A friend of a friend has an early 90's Paramount PDG 30 for sale. From the paintjob (black and red) I think it's a 91. Also for sale is an early 90's Schwinn Impact Pro. Both are in pretty good condition and seem to fit pretty well. 

Does anyone have any experience with either of these rides? Any guess as to value (if any)? Thanks in advance for the help.


----------



## grawbass (Aug 23, 2004)

commuter73 said:


> A friend of a friend has an early 90's Paramount PDG 30 for sale. From the paintjob (black and red) I think it's a 91. Also for sale is an early 90's Schwinn Impact Pro. Both are in pretty good condition and seem to fit pretty well.
> 
> Does anyone have any experience with either of these rides? Any guess as to value (if any)? Thanks in advance for the help.

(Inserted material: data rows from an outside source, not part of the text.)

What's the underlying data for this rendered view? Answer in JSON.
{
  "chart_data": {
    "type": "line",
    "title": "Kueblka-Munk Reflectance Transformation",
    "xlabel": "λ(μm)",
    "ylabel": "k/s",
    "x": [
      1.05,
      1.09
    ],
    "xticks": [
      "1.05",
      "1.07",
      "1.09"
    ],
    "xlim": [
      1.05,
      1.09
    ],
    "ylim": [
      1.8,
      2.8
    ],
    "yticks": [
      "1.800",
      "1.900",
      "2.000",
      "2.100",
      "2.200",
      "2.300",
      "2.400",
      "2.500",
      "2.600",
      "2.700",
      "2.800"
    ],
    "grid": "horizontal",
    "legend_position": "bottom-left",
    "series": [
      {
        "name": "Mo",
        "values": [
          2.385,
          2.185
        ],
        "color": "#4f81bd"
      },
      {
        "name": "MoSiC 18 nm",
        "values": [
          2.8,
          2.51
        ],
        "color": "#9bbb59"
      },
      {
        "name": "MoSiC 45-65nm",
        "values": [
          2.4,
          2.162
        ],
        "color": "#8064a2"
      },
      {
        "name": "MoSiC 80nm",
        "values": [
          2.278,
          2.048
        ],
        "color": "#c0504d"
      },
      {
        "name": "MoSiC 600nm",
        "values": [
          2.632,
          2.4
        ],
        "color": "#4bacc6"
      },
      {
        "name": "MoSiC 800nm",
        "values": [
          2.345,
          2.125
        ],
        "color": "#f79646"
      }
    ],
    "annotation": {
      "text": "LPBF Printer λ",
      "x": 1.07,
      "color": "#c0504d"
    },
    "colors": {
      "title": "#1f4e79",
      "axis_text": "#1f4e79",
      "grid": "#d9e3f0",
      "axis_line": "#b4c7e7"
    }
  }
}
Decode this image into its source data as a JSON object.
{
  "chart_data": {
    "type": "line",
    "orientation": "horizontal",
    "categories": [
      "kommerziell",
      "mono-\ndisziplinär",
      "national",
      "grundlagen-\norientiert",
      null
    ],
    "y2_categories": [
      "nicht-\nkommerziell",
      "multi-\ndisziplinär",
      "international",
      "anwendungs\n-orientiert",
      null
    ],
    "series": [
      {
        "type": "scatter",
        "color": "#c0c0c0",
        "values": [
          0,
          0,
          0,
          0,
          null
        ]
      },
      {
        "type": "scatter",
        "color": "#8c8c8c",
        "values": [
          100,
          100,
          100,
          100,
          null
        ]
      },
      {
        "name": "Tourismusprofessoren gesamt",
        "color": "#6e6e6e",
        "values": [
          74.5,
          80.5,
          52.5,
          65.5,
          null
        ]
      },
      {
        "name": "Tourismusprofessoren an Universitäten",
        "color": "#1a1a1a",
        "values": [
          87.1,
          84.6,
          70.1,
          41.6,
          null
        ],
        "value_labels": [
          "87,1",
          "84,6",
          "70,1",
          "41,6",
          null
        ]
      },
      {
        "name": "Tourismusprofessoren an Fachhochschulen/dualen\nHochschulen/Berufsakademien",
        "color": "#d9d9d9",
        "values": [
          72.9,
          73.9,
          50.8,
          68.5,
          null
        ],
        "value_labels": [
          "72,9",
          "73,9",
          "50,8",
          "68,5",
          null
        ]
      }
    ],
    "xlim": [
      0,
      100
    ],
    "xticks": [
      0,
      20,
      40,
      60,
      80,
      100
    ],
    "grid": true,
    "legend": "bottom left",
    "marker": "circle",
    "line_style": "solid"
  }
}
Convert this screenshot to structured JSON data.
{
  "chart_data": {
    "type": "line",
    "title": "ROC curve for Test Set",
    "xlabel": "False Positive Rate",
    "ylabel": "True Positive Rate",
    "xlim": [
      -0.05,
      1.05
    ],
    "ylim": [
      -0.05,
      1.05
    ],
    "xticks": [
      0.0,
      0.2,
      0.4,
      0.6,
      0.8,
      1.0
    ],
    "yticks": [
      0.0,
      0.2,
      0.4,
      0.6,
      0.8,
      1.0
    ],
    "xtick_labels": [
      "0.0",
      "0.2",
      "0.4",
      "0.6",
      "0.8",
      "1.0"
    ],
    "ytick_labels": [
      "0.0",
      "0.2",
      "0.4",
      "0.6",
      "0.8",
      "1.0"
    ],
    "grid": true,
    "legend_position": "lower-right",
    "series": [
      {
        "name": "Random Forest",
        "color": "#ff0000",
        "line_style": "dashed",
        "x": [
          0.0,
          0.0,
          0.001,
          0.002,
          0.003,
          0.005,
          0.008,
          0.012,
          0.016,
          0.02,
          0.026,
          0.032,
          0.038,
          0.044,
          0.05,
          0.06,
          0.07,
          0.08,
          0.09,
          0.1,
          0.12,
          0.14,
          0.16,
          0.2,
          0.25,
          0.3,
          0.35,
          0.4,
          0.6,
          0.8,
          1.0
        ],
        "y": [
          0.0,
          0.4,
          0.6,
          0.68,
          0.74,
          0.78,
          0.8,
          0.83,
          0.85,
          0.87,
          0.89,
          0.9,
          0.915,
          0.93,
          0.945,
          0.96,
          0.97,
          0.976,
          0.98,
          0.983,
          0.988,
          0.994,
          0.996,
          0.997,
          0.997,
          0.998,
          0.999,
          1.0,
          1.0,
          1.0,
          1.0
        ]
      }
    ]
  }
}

I know a little about them. The PDG 30 was the lowest end model of the Paramount series and had a standard welded cro-mo frame. The upper end Paramounts had Tange Prestige frames, some welded and some lugged.

I happen to have an Impact Pro. Its basically an exact copy of a PDG 30. Its double butted 4130 MOS (mountain over sized) tubing. It has the G-Force stays also. The paint is definately different and the components might be. Mine has either Mountain LX or Exage 400, I can't remember. Cantis front and rear. 1 1/8" threaded headset. 7 speed cassette.

In good condition, I'd say max $50 each if you like Schwinns and they fit. Personally I'd rather have the Impact Pro just because they're more rare than a PDG 30.


----------



## taikuodo (Jul 3, 2006)

I have a PDG70 which is two steps above the PDG30 but its not the sought after one ie PDG90..

Mines amazingly light, i think its 26 pounds with all stock components, could probably be less with a better seatpost/bar ends.
Its all deore xt except for the lx rear derailler, which is getting old atm, but im too poor to replace it so.


----------



## Rumpfy (Dec 21, 2003)

commuter73 said:


> A friend of a friend has an early 90's Paramount PDG 30 for sale. From the paintjob (black and red) I think it's a 91. Also for sale is an early 90's Schwinn Impact Pro. Both are in pretty good condition and seem to fit pretty well.
> 
> Does anyone have any experience with either of these rides? Any guess as to value (if any)? Thanks in advance for the help.


To be honest, neither is worth much. Not desirable as a collector bike...and even if they were...they're pretty low in the line up.

Depending on condition, $30-50 each IMO. If that.


----------



## bcd (Jan 27, 2004)

i raced for schwinn as a JR. i had a 30 and a 90. i road the 90
till i broke the down tube. little fexy but way light! i liked then better
than all the Cdales i had b/f it.


----------